ガーリが既に煮てある小豆であんこを作り始め、俺はどら焼きの皮のタネを作る。
男子連中が暇そうに眺めていたが、手伝わせても失敗しそうなので、あいつらは放置しておこう。
――それなりに時間が経過した。
「なぁ、時間掛かるのか?」
作り手の女子たちに対して、無神経に言いやがったのはコレスである。
てめぇ、それがお菓子を作ってもらう立場の野郎の態度か? おいこら!
ちょっとムカついたので、ちょちょいっと【飴細工】のスキルを発動。
コレスの目の前に置いてやる。
「ほらコレス、飴ですよ……これでも口に入れて、あなたはしばらくお黙りなさい」
「待て待て……おい、なんでタコの形にするんだよ! つーか、リアル過ぎて気持ち悪いぞこれ! こんなもん食えねーってば!」
コレスには夏休みに入ってすぐの海水浴イベントの時に、この世界では『見た目が気持ち悪い』という理由で普通は食べないタコを、半ば強制的に食べさせている。
食べた時には『不味くはないな』とか言ってたくせに、まだタコの見た目が気持ち悪いらしい。
「エリス、私にも何か作ってくれないか?」
コレスに作った飴細工を見て自分も欲しくなったのか、マルオくんからリクエストが入った。
「ちょっとお待ちくださいまし」
もちろん断る理由も無いので、さて何を作ろうかと考え、これなら良かろうと手早く作ってマルオくんの前に置く。
「これは……見事だな」
マルオくんの前に置いたのは、白馬だ。
我ながら上手く躍動感が表現できているなかなかの作品である。
「あ、ずるいぞ。 なんでマルオのはちゃんとしたやつなんだよ!」
「おいらにも何か作ってよ~、魔物とか作れる?」
コレスが何か文句を言っているが、待ち時間に文句を言ったヤツと婚約者予定の男子の扱いが違うのは、そんなもん当たり前だろう。
ラルフくんからも、魔物を作って欲しいとリクエストされたが――ふむ、良かろう。
こねこねくいくいっと――これでどうだろ?
「うわっ、スケルトンだ!」
「これも凄い出来栄えだな」
「俺もタコじゃないのを……」
ラルフくんの前に置いたのは、剣と楯を装備したスケルトン。
よしよし、喜んでくれたな。
マルオくんも感心してくれている――コレス、お前はタコを食え。
「ほう、本当に上手いものだな」
今までお菓子が出来上がる前の時間潰しにと、ずっと本を読んでいたガルガリアンくんが目線を上げ、俺の飴細工に関心を持ったようだ。
ふむふむ、それならガルガリアンくんにも何か作ってあげよう。
あとついでに、さっきから借りてきた猫みたいに大人しくなっている、ユリオスくんにも。
ちゃちゃっと作って、それぞれの前に置いてやる。
ガルガリアンくんには、真ん中くらいで開いた本――ユリオスくんには、優勝カップだ。
「すまないな」
「えっ? 俺にもいいのか?」
「もう少し時間が掛かりそうですから、それでも食べてお待ちくださいまし」
そろそろガーリの作っている、あんこが出来上がりそうだ。
どら焼きにするつもりなので、俺は皮を焼かねばならぬ。
男子連中は『食べるのが勿体無い』とか『少し眺めていよう』とか『オレのは別な意味で食えない』とか言いながら、俺の作った飴細工を楽しんでくれているようだ。
よしよし、作った甲斐があったぞ。
良い時間潰しになってくれている。
どら焼きの皮を焼き終えたところで、ちょうどケーキの生クリームデコレーションが出来上がったようだ。

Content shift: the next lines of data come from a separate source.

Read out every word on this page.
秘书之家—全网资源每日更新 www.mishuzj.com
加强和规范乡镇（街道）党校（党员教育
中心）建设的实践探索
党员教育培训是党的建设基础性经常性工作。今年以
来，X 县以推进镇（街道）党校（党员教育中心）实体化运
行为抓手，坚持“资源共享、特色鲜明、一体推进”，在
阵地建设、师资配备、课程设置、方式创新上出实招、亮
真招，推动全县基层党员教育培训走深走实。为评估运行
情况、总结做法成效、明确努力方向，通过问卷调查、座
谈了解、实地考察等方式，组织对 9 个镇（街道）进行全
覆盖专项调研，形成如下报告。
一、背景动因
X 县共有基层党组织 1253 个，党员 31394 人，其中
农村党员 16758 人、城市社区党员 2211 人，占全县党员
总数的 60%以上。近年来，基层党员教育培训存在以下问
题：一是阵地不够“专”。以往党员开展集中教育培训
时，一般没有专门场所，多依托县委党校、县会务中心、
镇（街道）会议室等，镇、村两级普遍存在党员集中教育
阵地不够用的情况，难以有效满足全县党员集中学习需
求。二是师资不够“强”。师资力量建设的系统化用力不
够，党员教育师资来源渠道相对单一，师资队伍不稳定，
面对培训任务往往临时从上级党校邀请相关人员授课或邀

俺は最後の仕上げに、飴の糸をフルーツに彩られたケーキの上の空中へと舞わせて、これでケーキは完成。
どら焼きはアンとガーリがあんこを皮で包み、これも完成だ。
「はい、出来ましたわよ」
「どうぞ~」
「美味しいですよ」
「自信作ですわ」
と女子たちがケーキとどら焼きを並べる。
ケーキはちゃんと9等分に分けて――って、よく均等に切れたなアンよ、これってば立派な才能だぞ。
みんなの前に行き渡ったところで、いただきます。
まずはケーキからだな。
ばくりとひと口――ん? おや? あれ?
ケーキのスポンジを作ったのは、確かマリアだったなと目線をやると――。
「す、すいませ~ん!……お砂糖追加したつもりが、お塩とまちがいましたぁ~」
既にマリアが涙目となっていた。
最近ドジっ子属性も影を潜めてきたなと思っていたのだが、ここでやらかしたかこいつは……。
だが――。
「でも、これはこれで悪くはありませんわね」
「あぁ、これはこれで」
「そうだな、これはこれで」
「これはこれでですわ」
「これはこれで面白い味だな」
「あら、これはこれで」
「これはこれでいいよね~」
「俺様は好きだぞ、これ」
ユリオスくん以外のみんなが異口同音に『これはこれで』と言ったように、これはこれで悪く無い。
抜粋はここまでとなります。